THE number of unemployed people in York is dropping sharply, according to the latest data, which reveals that the city is making a strong recovery from the impact of the pandemic.

In June around 500 residents who had been claiming unemployment benefits found new jobs.

And the number of people reliant on government furlough and self employment support schemes dropped to around 12,000 - compared to around 30,000 people in June 2020.

City economic leaders welcomed the latest data but warned that many people are still struggling and in need of support.

The number of people claiming unemployment support dropped sharply in the most deprived parts of the city, meaning they have found jobs, a council meeting heard.

Many businesses are currently struggling to recruit enough staff.

Coun Andrew Waller said: “It’s important that we ensure that all communities benefit from the strength of the economy of the city. It is reassuring that there has been strong improvement in those areas that were initially worst hit by unemployment.”

Research by think tank Centre for Cities found York saw the lowest percentage increase in unemployment during the pandemic and a council report says: “Cities such as Bradford, Hull and Birmingham have seen unemployment rise at nearly three times the rate that York has experienced.”

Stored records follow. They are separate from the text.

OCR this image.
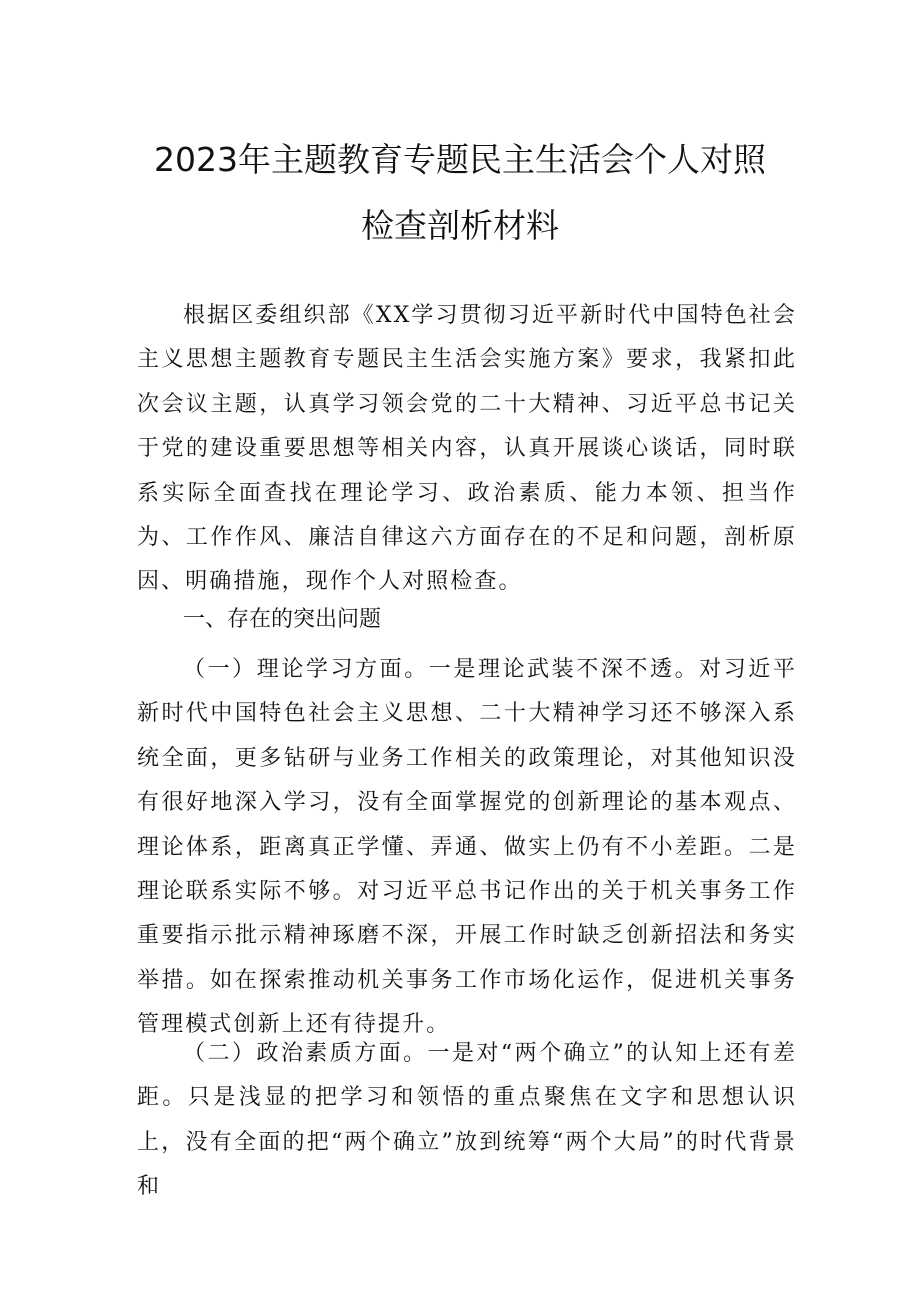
2023年主题教育专题民主生活会个人对照
检查剖析材料
根据区委组织部《XX学习贯彻习近平新时代中国特色社会主义思想主题教育专题民主生活会实施方案》要求，我紧扣此次会议主题，认真学习领会党的二十大精神、习近平总书记关于党的建设重要思想等相关内容，认真开展谈心谈话，同时联系实际全面查找在理论学习、政治素质、能力本领、担当作为、工作作风、廉洁自律这六方面存在的不足和问题，剖析原因、明确措施，现作个人对照检查。
一、存在的突出问题
（一）理论学习方面。一是理论武装不深不透。对习近平新时代中国特色社会主义思想、二十大精神学习还不够深入系统全面，更多钻研与业务工作相关的政策理论，对其他知识没有很好地深入学习，没有全面掌握党的创新理论的基本观点、理论体系，距离真正学懂、弄通、做实上仍有不小差距。二是理论联系实际不够。对习近平总书记作出的关于机关事务工作重要指示批示精神琢磨不深，开展工作时缺乏创新招法和务实举措。如在探索推动机关事务工作市场化运作，促进机关事务管理模式创新上还有待提升。
（二）政治素质方面。一是对“两个确立”的认知上还有差距。只是浅显的把学习和领悟的重点聚焦在文字和思想认识上，没有全面的把“两个确立”放到统筹“两个大局”的时代背景和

Simon Brereton, City of York Council’s economic growth expert, said levels of unemployment in the city are now below those seen in the 2009 recession: “It is back down to below the peak of the 2009 recession and dropping sharply.

“The claimant count is now down below 4,000, with the sharpest drops being in the most deprived wards. The figures mean 500 people have found a job in June and the claimant count in Westfield ward [which has the highest level of deprivation in the city] has gone down by more than 10 per cent in that time.

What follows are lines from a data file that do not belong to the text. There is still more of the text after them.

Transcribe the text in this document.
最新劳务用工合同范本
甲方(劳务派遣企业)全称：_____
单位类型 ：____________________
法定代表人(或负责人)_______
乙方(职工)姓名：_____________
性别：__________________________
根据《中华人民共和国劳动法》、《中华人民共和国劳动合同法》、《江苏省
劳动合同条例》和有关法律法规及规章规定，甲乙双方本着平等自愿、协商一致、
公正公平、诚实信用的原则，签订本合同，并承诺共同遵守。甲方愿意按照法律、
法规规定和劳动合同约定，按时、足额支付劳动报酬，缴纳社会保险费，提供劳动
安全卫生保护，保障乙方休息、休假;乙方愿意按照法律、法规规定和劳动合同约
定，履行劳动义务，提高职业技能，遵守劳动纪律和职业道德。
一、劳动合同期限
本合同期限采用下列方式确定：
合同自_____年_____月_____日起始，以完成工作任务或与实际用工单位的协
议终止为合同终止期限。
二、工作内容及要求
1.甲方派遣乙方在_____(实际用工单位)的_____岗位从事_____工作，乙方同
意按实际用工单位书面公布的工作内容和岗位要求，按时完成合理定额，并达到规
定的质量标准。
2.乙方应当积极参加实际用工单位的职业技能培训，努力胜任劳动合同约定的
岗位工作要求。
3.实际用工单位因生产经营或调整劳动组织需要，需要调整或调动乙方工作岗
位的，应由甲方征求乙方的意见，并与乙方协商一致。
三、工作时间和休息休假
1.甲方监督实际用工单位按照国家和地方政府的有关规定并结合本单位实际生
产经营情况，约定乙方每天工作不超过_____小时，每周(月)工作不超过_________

“But there are still around 4,000 people out there without a job.”

He added that there has been a 40 per cent drop in the number of people reliant on furlough or self employment income support schemes. But those residents remain at risk when the furlough support scheme ends on September 30.

Tracey Carter, council director of economy, said Brexit and the pandemic are creating problems for businesses.

She said: “We do still see some significant challenges, particularly in recruitment of staff and supply chain effectiveness, which has been affected by multiple things.”

The Lord Mayor of York and Coun Waller were due to host a hospitality support summit today (Tuesday) to discuss the challenges faced by businesses.